Joueurs excessifs et à risque modéré : évaluation et profil

Joueurs problématiques : regroupent les joueurs à risque modéré et les joueurs excessifs (selon les critères de l’ICJE).

Pour l’ensemble de la population française, on peut estimer que 0,9 % des individus (400 000 personnes) présentent un risque modéré et que 0,4 % sont des joueurs excessifs (200 000 personnes), soit 1,3 % de joueurs dits problématiques.

La différence par sexe s’accroît avec l’intensité du jeu : les joueurs excessifs sont encore plus souvent des hommes que les joueurs actifs (75,5 % vs 62,7 %) ; ils sont également plus jeunes (41 vs 47 ans). La gamme de jeux qu’ils pratiquent est plus large que celle des joueurs actifs sans risque et ils jouent plus souvent sur Internet. Enfin, les joueurs problématiques misent davantage : près de la moitié des joueurs excessifs (47 %) dépensent plus de 1 500 € par an contre 7,1 % pour l’ensemble des joueurs actifs.  Les joueurs excessifs se distinguent également par leur précarité financière et leur faible niveau d’études : 57,8 %  déclarent un revenu mensuel inférieur à 1 100 € (contre 34,7 % chez les joueurs actifs) et plus d’un joueur excessif sur trois ne possède aucun diplôme (36,3 %).
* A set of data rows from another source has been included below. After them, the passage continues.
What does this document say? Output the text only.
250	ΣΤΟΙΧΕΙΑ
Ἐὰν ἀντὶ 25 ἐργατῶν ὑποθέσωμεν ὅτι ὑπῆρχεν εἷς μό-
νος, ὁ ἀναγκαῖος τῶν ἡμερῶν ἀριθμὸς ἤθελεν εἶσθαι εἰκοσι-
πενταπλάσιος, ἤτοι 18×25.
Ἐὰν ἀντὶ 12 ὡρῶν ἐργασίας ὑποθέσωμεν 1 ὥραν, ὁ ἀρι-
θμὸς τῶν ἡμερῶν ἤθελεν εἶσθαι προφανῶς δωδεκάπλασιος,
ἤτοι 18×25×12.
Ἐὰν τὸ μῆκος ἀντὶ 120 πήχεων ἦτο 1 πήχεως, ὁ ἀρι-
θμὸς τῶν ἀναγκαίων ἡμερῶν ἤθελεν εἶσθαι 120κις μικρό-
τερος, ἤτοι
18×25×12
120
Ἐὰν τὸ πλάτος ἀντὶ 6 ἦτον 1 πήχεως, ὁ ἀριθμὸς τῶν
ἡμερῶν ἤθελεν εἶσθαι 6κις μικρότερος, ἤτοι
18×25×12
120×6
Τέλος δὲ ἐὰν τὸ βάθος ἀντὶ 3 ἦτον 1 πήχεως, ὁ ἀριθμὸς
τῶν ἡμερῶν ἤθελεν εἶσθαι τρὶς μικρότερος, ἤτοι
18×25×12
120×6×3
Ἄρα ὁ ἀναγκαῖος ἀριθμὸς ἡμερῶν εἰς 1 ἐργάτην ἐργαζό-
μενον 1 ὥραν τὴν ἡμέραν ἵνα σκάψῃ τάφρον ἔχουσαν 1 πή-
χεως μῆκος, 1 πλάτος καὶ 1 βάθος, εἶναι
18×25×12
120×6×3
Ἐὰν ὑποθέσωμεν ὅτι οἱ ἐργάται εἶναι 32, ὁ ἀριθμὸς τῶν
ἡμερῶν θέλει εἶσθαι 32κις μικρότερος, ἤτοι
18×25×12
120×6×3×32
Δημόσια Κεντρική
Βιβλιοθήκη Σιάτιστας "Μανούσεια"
Par ailleurs, les résultats de l’enquête font apparaître un lien fort entre le jeu problématique et les consommations problématiques de produits psychoactifs. En effet, les consommations d’alcool, de tabac et de cannabis les plus à risque ou les plus intensives sont davantage retrouvées chez les joueurs excessifs que parmi  l’ensemble des joueurs actifs ou en population générale. Ainsi, chez les joueurs excessifs : 26,3 % ont un risque de dépendance à l’alcool (contre 3,2 % en population générale). La part de fumeurs quotidiens est de 64,2 % parmi les joueurs excessifs, alors qu’elle est de 29,7 % en population générale. Enfin, si l’écart est moindre pour le cannabis, il reste significatif : 6,1 % des joueurs excessifs déclarent avoir consommé du cannabis au cours du dernier mois (vs 4,4 %. en population générale).
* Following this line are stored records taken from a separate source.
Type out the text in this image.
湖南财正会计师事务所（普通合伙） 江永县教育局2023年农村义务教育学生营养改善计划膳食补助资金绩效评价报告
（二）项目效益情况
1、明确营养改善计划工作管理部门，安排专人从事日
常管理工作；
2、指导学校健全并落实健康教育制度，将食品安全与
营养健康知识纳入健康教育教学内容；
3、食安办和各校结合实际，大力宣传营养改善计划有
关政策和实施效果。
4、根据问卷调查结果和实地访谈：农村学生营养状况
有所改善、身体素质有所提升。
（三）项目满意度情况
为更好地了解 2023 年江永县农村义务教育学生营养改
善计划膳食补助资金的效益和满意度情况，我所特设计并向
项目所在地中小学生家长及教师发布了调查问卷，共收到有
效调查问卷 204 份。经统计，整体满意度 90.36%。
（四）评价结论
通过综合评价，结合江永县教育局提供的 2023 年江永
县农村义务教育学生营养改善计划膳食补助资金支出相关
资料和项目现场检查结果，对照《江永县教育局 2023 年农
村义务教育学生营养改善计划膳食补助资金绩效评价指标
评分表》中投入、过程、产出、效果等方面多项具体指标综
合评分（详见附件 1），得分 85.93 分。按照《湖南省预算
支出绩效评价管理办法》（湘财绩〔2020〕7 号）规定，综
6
Éléments de comparaisons internationales [1] 

La diversité des tests de repérage du jeu problématique utilisés selon les pays rend délicates les comparaisons internationales. L’enquête OFDT-INPES permet néanmoins de situer la France par rapport aux autres pays. Avec une prévalence totale de 1,3 % pour le jeu dit problématique, l’hexagone se classe à un niveau relativement bas par rapport aux autres pays ayant mené ce type d’enquête. Il se place loin derrière les États-Unis ou l’Australie (autour de 5 %) mais également en retrait par rapport à l’Italie, le Canada, la Belgique et la Grande Bretagne plutôt aux alentours de 2 % mais à un niveau supérieur à ceux de l’Allemagne et des Pays-Bas, qui ont une prévalence inférieure à 1 %.